One aspect of Clipston’s novels that I love is her ability to weave religion into her story without preaching to the reader or making the language so sweat that the reader develops a bad stomachache. I needed to slip into the pages of a comforting read in order move past the massive amount of stress I’ve felt recently. Four months after reading the first book in the series, I loved how unnecessary it is to read the first book to understand the rest of the series. A few reminders of the main characters in the first book are weaved into the second tale, but it’s just enough to remind the reader of what they have already read or provide background information on Sarah’s family.

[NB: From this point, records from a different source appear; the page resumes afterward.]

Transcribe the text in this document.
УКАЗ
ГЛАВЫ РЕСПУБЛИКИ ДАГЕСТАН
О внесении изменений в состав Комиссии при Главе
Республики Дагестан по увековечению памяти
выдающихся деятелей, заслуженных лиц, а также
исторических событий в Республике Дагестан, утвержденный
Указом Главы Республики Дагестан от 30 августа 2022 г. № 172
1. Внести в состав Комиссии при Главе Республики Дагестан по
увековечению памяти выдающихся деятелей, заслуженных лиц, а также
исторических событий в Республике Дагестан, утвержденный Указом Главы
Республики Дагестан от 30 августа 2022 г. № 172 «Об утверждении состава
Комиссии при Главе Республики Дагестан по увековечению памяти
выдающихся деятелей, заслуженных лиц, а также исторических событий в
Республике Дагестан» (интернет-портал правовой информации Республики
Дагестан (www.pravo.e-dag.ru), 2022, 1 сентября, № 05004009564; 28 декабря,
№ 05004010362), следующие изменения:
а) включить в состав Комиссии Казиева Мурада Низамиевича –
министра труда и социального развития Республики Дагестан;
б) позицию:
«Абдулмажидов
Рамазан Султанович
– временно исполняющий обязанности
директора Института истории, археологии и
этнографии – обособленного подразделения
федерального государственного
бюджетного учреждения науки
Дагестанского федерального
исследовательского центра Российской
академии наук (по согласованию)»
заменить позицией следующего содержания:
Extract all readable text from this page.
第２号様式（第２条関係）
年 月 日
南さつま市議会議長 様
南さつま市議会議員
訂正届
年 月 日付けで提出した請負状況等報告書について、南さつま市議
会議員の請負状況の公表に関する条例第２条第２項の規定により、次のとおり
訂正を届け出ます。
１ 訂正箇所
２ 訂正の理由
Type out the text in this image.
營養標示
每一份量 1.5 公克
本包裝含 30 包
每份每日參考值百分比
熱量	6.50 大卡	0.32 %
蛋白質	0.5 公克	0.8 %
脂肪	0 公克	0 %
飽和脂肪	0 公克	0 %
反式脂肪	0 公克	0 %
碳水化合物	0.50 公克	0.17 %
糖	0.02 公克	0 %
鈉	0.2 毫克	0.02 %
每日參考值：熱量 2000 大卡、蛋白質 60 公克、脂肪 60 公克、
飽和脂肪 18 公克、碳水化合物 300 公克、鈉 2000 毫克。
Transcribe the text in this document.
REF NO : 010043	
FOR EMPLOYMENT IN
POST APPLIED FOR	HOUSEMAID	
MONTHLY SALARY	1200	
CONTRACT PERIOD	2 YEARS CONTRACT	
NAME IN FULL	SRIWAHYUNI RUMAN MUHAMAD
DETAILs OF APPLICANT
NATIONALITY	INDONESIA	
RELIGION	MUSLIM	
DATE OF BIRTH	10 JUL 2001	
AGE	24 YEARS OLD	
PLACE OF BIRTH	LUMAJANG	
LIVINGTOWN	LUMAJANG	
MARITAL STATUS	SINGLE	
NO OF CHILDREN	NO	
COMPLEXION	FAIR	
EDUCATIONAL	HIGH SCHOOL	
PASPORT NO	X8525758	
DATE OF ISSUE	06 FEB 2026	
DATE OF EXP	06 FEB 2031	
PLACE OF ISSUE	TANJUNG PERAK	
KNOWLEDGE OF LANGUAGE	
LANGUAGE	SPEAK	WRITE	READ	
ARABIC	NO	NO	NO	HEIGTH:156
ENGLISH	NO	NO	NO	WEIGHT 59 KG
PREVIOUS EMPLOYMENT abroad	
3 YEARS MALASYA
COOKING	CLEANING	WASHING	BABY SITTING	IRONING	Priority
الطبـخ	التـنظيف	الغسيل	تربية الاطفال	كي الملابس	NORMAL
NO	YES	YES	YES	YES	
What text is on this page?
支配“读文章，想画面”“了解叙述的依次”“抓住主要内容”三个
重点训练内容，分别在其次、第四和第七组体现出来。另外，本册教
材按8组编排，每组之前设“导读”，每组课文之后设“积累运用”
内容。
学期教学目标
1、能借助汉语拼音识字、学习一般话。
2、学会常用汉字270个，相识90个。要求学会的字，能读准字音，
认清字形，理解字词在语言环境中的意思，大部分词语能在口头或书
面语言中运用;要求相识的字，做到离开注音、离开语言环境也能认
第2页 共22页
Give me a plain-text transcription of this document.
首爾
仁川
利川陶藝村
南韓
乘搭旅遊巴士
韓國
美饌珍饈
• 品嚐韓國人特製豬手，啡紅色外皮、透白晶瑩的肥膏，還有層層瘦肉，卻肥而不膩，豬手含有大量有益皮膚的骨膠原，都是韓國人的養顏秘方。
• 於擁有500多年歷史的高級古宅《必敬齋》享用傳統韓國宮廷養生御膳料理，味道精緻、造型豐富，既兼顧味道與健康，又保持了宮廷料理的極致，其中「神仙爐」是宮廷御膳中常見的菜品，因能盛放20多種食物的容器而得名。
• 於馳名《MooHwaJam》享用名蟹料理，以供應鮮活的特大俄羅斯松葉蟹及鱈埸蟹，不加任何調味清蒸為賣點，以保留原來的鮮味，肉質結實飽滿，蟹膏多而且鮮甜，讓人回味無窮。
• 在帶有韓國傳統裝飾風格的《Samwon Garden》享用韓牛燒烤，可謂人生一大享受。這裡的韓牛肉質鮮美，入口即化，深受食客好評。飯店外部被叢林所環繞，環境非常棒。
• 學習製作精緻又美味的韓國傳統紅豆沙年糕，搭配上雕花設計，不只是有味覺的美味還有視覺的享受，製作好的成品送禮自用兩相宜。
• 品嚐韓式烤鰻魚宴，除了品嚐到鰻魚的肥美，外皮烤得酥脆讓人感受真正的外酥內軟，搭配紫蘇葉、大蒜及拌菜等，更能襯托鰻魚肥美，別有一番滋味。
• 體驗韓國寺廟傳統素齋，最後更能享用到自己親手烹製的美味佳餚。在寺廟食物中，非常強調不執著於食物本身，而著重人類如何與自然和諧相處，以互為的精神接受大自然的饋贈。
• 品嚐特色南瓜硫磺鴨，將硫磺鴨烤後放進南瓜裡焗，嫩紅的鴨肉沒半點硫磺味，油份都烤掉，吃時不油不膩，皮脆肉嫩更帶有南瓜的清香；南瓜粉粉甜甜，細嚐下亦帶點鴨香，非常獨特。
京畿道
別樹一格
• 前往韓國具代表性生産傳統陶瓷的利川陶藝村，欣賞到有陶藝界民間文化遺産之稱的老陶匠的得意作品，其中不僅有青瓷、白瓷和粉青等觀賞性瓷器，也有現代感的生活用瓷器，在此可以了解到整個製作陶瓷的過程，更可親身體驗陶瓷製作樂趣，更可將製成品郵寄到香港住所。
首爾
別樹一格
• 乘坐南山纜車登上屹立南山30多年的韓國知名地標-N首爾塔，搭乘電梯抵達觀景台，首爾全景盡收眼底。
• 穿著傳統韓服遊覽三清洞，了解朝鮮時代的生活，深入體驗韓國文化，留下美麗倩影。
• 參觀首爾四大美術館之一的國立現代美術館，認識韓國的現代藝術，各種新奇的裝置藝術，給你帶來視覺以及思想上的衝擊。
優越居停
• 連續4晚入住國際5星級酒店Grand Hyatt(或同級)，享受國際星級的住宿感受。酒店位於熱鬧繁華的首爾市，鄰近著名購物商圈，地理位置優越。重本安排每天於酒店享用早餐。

The romantic aspects of this novel seemed forced largely because Sarah moves from overwhelming grief to a new relationship surprisingly fast. But I wonder if this is a symptom of the shaky time line of this particular story; it was hard to decipher how much time has passed from chapter to chapter. One particular character, Timothy, is set up to be the main character in the next book in the series, but I found him to be a rather annoying character in the novel. His protection for his sister became overbearing and irritating to Sarah and myself as the reader. I will probably pass on the next book.
- Clipton, Amy. A Promise of Hope. Grand Rapids, MI: Zondervan, 2010. Print. 304 pgs. ISBN: 9780310289845. Source: PaperBackSwap.